鶴楊氏知道,是蘇玄璟跟蕭臣聯手算計死了,“可在他們眼裡暗蠍已經死了,如今太子府對蕭臣逼迫的緊,蘇玄璟跟蕭臣在公堂上鬧的不可開交,而且蕭臣說的也有道理,一山容不得二虎,蕭臣應該不會容太子府也擁有天杼全圖,他們應該不會……”
“夫人,你我賭不得萬一啊!
”
鶴柄軒随後又道,“蕭臣倒是給老夫提了一個醒,隻要坐實太子府通敵,蕭桓宇就算是敗了,至于如何坐實,倒也不難。
”
“老爺當真要犧牲暗狐的人?
”
“暗狐隻是幌子,叫暗蛇的人潛入花間樓,将血雁門叩上通敵投國的帽子,那蘇玄璟就真的難翻身了。

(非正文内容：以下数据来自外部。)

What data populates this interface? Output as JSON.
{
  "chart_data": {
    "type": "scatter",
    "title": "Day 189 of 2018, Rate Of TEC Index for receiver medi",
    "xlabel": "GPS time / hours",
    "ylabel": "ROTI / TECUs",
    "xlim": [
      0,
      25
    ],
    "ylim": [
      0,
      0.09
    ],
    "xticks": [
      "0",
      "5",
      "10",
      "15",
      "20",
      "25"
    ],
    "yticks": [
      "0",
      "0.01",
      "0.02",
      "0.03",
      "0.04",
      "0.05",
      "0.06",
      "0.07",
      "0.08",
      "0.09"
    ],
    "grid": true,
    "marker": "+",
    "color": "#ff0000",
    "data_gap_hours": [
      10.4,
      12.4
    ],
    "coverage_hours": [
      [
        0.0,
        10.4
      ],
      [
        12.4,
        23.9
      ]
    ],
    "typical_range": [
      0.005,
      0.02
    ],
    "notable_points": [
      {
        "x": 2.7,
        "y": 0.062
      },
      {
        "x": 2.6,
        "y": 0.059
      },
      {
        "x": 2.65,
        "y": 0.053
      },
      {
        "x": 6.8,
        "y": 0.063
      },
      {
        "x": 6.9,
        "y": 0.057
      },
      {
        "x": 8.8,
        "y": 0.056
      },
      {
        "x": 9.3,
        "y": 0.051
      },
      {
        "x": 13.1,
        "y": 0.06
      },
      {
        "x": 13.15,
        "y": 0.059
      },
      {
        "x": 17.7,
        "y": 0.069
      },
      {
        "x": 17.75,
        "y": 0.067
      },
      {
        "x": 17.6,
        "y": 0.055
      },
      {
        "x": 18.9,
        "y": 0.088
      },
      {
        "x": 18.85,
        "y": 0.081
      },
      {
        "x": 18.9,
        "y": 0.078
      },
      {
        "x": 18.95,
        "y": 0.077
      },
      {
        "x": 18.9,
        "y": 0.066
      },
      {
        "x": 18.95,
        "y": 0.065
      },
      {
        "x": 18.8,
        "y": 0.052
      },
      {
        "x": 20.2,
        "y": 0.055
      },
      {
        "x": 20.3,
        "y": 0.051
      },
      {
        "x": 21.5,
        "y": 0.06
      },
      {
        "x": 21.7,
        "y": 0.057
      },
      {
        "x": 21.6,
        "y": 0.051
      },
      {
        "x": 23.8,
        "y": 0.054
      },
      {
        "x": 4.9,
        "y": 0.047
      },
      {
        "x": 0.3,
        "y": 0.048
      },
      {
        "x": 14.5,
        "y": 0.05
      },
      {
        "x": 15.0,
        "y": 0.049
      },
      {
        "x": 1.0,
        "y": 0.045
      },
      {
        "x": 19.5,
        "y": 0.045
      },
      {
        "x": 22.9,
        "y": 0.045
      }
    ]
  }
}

”鶴柄軒黑目幽冷,面容哪還像是金銮殿上那個甘做老實人的相爺。
這一次鶴楊氏沒有反駁,“既是老爺能用這法子叫蘇玄璟翻不了身,那玉婉那邊就算了,行嗎?
”
“不行。
”鶴柄軒想都沒想拒絕。
鶴楊氏終究舍不得自己的女兒,“叫玉婉貪上官司,你于心何忍!
”
“蘇玄璟是老夫心頭大患,他不死,死的就是我們……”鶴柄軒也不忍心,可路走到這裡,退不回去了。
就在這時,管家來報,說是秦緻要見自家老爺。
鶴柄軒本就煩躁,聽到‘秦緻’二字頓時怒火中燒。
他不想去,秦緻就是個反複無常,言行不一的瘋子。
可鶴柄軒還是去了。
房間裡,秦緻趴在床上,看到鶴柄軒時沒有任何的稱呼,就隻問他,“皇上會到公堂作證嗎?
”
鶴柄軒瞧他那副要死不死的樣子,很想過去掐一掐他脖子,“與你何幹?
”
秦緻擡頭,眼中透着讓人看不懂的神情,“程芷說過,他愛她。
”
鶴柄軒實在聽不得這種情情愛愛的酸話,他真的很想告訴秦緻,人生在世不止有愛情,多想想别的事情。
譬如小命!
事實上從秦緻答應自葵郡來皇城作證那一刻,他就已經是個死人了。